Chad

It is tough being a journalist in Chad and the harassment intensified in 2020 ahead of the presidential election scheduled for October 2021. More than a dozen newspapers were suspended under a new press law imposing minimum academic requirements for the position of newspaper editor. Its apparent aim was to professionalise the media but it could result in the elimination of many independent publications. Reporters are often arrested because of what they write. Most are usually released fairly quickly but some have been held arbitrarily for weeks or even months, and some have been mistreated while detained. In 2019, a newspaper editor initially charged with defaming a former government minister was sentenced to three years in prison for “association for the purpose of computer crime,” a charge invented by the prosecution with the sole aim of keeping him in prison, where he was physically attacked and held in appalling conditions.

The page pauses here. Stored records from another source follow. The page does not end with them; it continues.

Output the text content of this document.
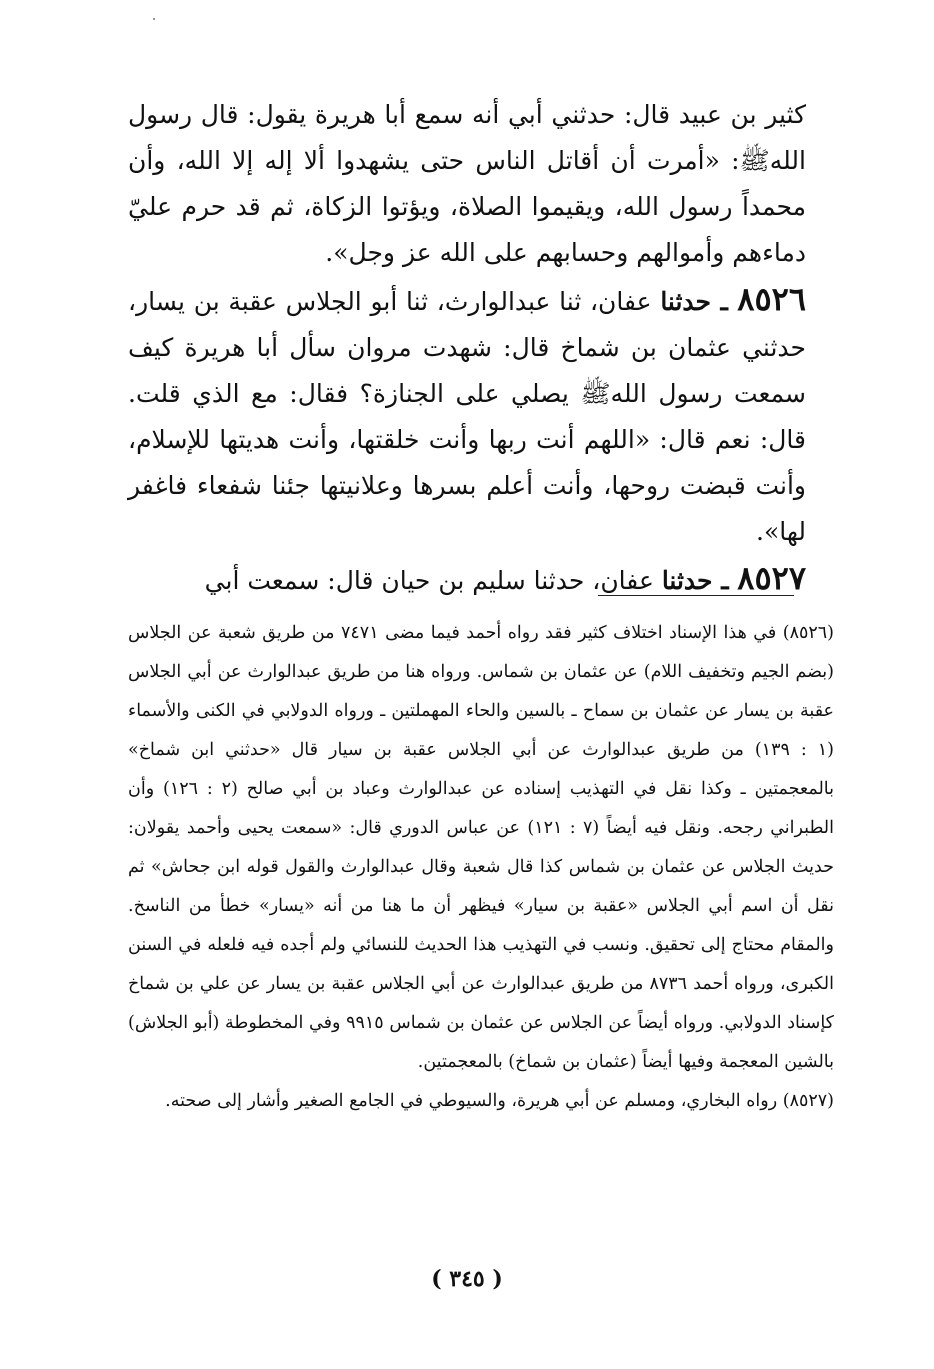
كثير بن عبيد قال: حدثني أبي أنه سمع أبا هريرة يقول: قال رسول اللهﷺ: «أمرت أن أقاتل الناس حتى يشهدوا ألا إله إلا الله، وأن محمداً رسول الله، ويقيموا الصلاة، ويؤتوا الزكاة، ثم قد حرم عليّ دماءهم وأموالهم وحسابهم على الله عز وجل».

٨٥٢٦ ـ حدثنا عفان، ثنا عبدالوارث، ثنا أبو الجلاس عقبة بن يسار، حدثني عثمان بن شماخ قال: شهدت مروان سأل أبا هريرة كيف سمعت رسول اللهﷺ يصلي على الجنازة؟ فقال: مع الذي قلت. قال: نعم قال: «اللهم أنت ربها وأنت خلقتها، وأنت هديتها للإسلام، وأنت قبضت روحها، وأنت أعلم بسرها وعلانيتها جئنا شفعاء فاغفر لها».

٨٥٢٧ ـ حدثنا عفان، حدثنا سليم بن حيان قال: سمعت أبي

(٨٥٢٦) في هذا الإسناد اختلاف كثير فقد رواه أحمد فيما مضى ٧٤٧١ من طريق شعبة عن الجلاس (بضم الجيم وتخفيف اللام) عن عثمان بن شماس. ورواه هنا من طريق عبدالوارث عن أبي الجلاس عقبة بن يسار عن عثمان بن سماح ـ بالسين والحاء المهملتين ـ ورواه الدولابي في الكنى والأسماء (١ : ١٣٩) من طريق عبدالوارث عن أبي الجلاس عقبة بن سيار قال «حدثني ابن شماخ» بالمعجمتين ـ وكذا نقل في التهذيب إسناده عن عبدالوارث وعباد بن أبي صالح (٢ : ١٢٦) وأن الطبراني رجحه. ونقل فيه أيضاً (٧ : ١٢١) عن عباس الدوري قال: «سمعت يحيى وأحمد يقولان: حديث الجلاس عن عثمان بن شماس كذا قال شعبة وقال عبدالوارث والقول قوله ابن جحاش» ثم نقل أن اسم أبي الجلاس «عقبة بن سيار» فيظهر أن ما هنا من أنه «يسار» خطأ من الناسخ. والمقام محتاج إلى تحقيق. ونسب في التهذيب هذا الحديث للنسائي ولم أجده فيه فلعله في السنن الكبرى، ورواه أحمد ٨٧٣٦ من طريق عبدالوارث عن أبي الجلاس عقبة بن يسار عن علي بن شماخ كإسناد الدولابي. ورواه أيضاً عن الجلاس عن عثمان بن شماس ٩٩١٥ وفي المخطوطة (أبو الجلاش) بالشين المعجمة وفيها أيضاً (عثمان بن شماخ) بالمعجمتين.

(٨٥٢٧) رواه البخاري، ومسلم عن أبي هريرة، والسيوطي في الجامع الصغير وأشار إلى صحته.

( ٣٤٥ )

He was finally released ten months later. Coverage of impunity or criticism of President Idriss Deby Itno and those close to him is not tolerated and can lead to expulsion (for foreign journalists), to abduction and arbitrary detention (for Chadian journalists) and to the closure of media outlets – the fate suffered by a weekly newspaper in 2018. Journalists are exposed to the threat of terrorism, as was seen in 2019 when a national TV cameraman travelling with an army convoy was killed by a road mine. Journalists have also been subjected to violence by the security forces while covering anti-government protests. In 2020, the police fired teargas into a radio station’s courtyard and arrested 30 journalists who were either working or receiving training there. In protest, radio stations staged a “Day without Radio” strike, similar to the “Day without Press” strike that the print media called in 2018, showing that local journalists’ organisations do not remain silent in the face of persecution. Journalists and bloggers are also gagged online. The authorities blocked access to social media in March 2018 and did not restore it until July 2019, after a total of 470 days. This established Chad as one of Africa’s worst cyber-censors in recent years.